Walter is described as an AI “Art Mediator” embedded in the online environment, a conversational guide that can deliver tours and multilingual explanations while understanding spatial relationships and context. Beyond this exhibition, Walter’s Cube presents the tool as something institutions can “train” on their texts to generate interactive guidance with minimal technical effort. I can only imagine the potential trolling here...

Here, skepticism is not contrarianism; it is basic due diligence.
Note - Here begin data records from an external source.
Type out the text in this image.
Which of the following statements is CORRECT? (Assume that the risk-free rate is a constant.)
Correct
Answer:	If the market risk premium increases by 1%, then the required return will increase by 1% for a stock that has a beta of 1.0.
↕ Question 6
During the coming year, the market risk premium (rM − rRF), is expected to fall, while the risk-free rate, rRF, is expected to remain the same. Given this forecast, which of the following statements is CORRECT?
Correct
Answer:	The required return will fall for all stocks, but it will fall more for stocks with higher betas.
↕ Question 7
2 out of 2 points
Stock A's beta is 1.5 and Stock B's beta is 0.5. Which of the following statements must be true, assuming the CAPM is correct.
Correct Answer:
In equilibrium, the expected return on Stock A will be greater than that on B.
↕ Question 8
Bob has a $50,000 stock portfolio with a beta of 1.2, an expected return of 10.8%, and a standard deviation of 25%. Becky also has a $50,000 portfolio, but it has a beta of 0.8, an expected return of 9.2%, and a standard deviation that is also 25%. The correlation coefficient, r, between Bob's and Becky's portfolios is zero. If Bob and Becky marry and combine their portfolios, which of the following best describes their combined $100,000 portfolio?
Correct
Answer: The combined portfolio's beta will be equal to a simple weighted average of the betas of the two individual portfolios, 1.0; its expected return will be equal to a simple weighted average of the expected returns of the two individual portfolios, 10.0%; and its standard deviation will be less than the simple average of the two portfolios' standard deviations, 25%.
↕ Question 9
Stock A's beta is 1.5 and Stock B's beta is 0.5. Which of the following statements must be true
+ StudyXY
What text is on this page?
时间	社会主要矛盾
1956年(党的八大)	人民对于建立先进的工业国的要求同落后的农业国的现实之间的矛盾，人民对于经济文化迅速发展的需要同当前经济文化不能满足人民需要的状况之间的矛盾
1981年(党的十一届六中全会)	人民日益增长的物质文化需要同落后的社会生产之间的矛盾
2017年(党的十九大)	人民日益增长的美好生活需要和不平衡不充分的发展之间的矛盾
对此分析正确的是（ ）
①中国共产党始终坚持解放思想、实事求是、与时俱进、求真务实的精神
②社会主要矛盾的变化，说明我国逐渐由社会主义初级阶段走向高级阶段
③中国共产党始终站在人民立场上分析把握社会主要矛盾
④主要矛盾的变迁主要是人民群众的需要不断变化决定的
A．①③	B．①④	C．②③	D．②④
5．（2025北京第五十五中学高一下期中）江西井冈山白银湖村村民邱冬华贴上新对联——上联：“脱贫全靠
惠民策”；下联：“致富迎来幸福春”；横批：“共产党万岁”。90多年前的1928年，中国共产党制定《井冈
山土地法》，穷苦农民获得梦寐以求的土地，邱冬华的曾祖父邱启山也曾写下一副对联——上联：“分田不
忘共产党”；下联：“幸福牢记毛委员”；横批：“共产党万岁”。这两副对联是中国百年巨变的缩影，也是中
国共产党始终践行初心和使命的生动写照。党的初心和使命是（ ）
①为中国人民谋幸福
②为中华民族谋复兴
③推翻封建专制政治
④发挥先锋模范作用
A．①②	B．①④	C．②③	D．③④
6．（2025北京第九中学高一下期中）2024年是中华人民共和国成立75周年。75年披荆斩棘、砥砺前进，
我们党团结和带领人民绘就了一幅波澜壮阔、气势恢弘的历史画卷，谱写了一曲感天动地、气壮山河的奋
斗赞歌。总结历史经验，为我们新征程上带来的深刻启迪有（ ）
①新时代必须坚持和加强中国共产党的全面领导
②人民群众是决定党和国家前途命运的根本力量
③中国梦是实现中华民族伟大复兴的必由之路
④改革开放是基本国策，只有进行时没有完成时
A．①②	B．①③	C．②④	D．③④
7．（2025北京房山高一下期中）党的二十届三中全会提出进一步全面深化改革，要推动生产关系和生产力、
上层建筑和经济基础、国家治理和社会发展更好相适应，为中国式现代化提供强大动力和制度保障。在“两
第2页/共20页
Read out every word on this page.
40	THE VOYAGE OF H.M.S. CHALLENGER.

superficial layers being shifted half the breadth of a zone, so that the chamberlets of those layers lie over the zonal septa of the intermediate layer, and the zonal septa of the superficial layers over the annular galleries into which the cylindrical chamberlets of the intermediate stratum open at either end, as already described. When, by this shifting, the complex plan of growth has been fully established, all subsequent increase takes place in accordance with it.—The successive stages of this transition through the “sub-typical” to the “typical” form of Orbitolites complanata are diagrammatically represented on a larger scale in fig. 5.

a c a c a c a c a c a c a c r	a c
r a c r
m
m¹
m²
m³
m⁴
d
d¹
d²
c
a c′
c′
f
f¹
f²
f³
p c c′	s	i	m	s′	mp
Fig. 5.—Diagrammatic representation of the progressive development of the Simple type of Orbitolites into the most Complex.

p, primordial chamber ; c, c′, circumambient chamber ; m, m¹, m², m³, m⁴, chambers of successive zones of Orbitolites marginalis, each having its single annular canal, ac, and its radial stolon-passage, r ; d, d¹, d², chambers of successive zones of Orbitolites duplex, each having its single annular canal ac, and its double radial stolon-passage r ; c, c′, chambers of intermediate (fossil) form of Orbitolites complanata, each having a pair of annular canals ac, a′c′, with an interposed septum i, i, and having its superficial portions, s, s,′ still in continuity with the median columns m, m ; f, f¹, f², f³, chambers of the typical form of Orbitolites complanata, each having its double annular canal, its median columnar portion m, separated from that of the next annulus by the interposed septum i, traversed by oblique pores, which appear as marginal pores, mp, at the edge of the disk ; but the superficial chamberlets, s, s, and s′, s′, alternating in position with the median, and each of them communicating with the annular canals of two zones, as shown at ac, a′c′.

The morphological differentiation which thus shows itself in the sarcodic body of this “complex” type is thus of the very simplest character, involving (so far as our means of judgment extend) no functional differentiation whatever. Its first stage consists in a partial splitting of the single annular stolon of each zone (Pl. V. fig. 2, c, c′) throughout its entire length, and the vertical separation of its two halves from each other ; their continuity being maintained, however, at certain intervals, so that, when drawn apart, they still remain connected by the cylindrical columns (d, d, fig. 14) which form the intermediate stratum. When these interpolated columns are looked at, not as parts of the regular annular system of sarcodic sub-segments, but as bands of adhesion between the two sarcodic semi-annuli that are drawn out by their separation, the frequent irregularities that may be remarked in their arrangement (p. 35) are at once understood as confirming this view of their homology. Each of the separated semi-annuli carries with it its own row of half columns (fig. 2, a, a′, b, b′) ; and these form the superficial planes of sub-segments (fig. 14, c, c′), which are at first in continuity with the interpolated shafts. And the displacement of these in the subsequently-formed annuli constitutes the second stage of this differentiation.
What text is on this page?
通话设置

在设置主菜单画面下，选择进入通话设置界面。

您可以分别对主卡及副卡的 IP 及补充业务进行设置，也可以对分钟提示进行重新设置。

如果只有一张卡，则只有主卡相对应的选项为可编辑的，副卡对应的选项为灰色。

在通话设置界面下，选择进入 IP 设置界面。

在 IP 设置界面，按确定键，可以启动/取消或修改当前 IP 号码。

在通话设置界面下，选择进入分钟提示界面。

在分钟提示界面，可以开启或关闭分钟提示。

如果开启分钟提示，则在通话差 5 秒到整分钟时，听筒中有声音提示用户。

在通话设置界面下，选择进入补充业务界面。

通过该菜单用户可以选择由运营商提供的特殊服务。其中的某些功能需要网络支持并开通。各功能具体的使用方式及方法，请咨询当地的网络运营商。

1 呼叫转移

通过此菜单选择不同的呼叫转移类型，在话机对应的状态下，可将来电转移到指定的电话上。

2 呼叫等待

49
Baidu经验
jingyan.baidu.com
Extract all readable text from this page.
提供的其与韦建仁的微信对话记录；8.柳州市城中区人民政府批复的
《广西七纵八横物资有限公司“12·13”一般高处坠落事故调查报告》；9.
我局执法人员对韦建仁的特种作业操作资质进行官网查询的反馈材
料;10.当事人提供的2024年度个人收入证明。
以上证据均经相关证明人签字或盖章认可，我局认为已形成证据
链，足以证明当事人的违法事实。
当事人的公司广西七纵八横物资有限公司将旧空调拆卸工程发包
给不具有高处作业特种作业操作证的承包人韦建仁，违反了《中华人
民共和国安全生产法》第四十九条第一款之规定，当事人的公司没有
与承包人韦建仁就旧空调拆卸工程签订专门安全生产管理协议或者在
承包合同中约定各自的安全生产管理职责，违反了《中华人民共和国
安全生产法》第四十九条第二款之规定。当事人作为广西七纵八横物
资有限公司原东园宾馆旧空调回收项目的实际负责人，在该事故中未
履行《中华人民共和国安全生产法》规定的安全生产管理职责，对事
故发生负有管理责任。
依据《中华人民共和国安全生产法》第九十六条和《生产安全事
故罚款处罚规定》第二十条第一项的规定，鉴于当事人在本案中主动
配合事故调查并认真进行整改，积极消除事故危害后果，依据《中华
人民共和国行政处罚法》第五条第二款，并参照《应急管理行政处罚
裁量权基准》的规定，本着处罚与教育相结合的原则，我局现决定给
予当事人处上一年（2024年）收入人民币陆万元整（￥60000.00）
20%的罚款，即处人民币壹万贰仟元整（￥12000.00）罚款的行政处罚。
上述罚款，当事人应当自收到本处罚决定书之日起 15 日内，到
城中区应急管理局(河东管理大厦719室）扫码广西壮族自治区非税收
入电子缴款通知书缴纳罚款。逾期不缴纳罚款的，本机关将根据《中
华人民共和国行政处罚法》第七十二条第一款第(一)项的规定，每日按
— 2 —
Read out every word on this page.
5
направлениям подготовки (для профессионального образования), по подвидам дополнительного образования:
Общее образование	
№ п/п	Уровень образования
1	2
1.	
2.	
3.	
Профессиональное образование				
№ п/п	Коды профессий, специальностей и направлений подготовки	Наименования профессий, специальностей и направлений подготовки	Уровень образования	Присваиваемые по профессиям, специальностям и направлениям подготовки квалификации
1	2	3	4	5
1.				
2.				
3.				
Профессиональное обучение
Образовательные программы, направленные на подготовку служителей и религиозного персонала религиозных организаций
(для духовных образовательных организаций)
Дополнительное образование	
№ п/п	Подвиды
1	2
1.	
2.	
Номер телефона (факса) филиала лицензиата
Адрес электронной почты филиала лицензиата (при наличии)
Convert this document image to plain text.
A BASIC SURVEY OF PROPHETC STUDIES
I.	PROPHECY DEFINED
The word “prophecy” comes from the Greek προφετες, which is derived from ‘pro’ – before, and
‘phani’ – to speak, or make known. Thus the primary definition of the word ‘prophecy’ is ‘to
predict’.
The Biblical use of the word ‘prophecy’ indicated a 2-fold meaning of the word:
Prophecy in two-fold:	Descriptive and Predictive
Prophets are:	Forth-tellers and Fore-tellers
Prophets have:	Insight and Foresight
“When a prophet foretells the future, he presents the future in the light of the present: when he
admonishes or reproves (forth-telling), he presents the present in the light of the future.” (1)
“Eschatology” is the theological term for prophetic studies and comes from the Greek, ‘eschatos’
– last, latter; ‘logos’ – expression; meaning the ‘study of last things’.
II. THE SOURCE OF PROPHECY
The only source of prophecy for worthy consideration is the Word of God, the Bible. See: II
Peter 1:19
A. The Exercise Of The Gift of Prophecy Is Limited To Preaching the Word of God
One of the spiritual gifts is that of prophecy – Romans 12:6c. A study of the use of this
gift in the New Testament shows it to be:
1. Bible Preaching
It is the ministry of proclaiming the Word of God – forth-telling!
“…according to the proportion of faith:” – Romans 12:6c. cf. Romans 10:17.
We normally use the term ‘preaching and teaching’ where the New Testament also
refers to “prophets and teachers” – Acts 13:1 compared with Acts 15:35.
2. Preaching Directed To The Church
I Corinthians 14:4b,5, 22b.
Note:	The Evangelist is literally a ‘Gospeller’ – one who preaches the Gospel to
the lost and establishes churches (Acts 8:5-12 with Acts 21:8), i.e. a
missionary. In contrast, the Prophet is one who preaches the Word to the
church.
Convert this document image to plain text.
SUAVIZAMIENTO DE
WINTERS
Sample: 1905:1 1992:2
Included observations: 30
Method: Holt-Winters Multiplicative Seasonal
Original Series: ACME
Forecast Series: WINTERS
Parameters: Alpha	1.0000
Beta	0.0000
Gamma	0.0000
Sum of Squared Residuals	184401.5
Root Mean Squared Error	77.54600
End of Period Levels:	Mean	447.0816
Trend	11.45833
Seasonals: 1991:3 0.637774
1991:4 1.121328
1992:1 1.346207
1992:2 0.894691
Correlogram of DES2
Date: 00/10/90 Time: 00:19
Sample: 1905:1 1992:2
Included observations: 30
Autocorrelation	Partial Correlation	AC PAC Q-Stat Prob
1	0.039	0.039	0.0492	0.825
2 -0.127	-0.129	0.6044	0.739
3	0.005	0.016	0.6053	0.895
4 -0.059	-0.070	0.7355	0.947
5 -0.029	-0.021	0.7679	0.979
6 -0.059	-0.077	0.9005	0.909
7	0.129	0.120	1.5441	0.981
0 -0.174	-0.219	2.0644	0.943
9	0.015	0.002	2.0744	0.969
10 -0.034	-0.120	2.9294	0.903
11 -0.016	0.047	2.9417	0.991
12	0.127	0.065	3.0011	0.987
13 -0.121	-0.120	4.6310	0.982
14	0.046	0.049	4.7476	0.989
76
Research on museum chatbots and AI guides routinely finds that such systems can increase satisfaction under certain conditions, yet also raise persistent issues: content quality, tone, visitor trust, evaluation standards, and the awkwardness of automated authority in interpretive settings. Even in optimistic studies, the practical question remains: whose voice is the AI reproducing, and how does it handle uncertainty? In a contemporary art context, where ambiguity is often the point, an always-ready explanatory layer can flatten the encounter into frictionless “understanding,” turning interpretation into customer support.

There is also an institutional politics to this. If Walter functions as a licensable mediation layer, it effectively inserts a platform actor between artwork, curator, and audience. The museum gains scale; the vendor gains a foothold in interpretive infrastructure. That may be fine, but it should be visible as a choice rather than treated as an inevitable upgrade.

If Life Beat Soft Melt/Digital Twin Edition succeeds, it won’t be because it proves the museum can go online. That is already well established. It will succeed if it keeps the stakes of Wurm’s practice intact while resisting the temptation to convert every gesture into content and every question into an AI answer.

In other words: an intriguing experiment, and worth visiting.

Just don’t accept the press-release superlatives at face value.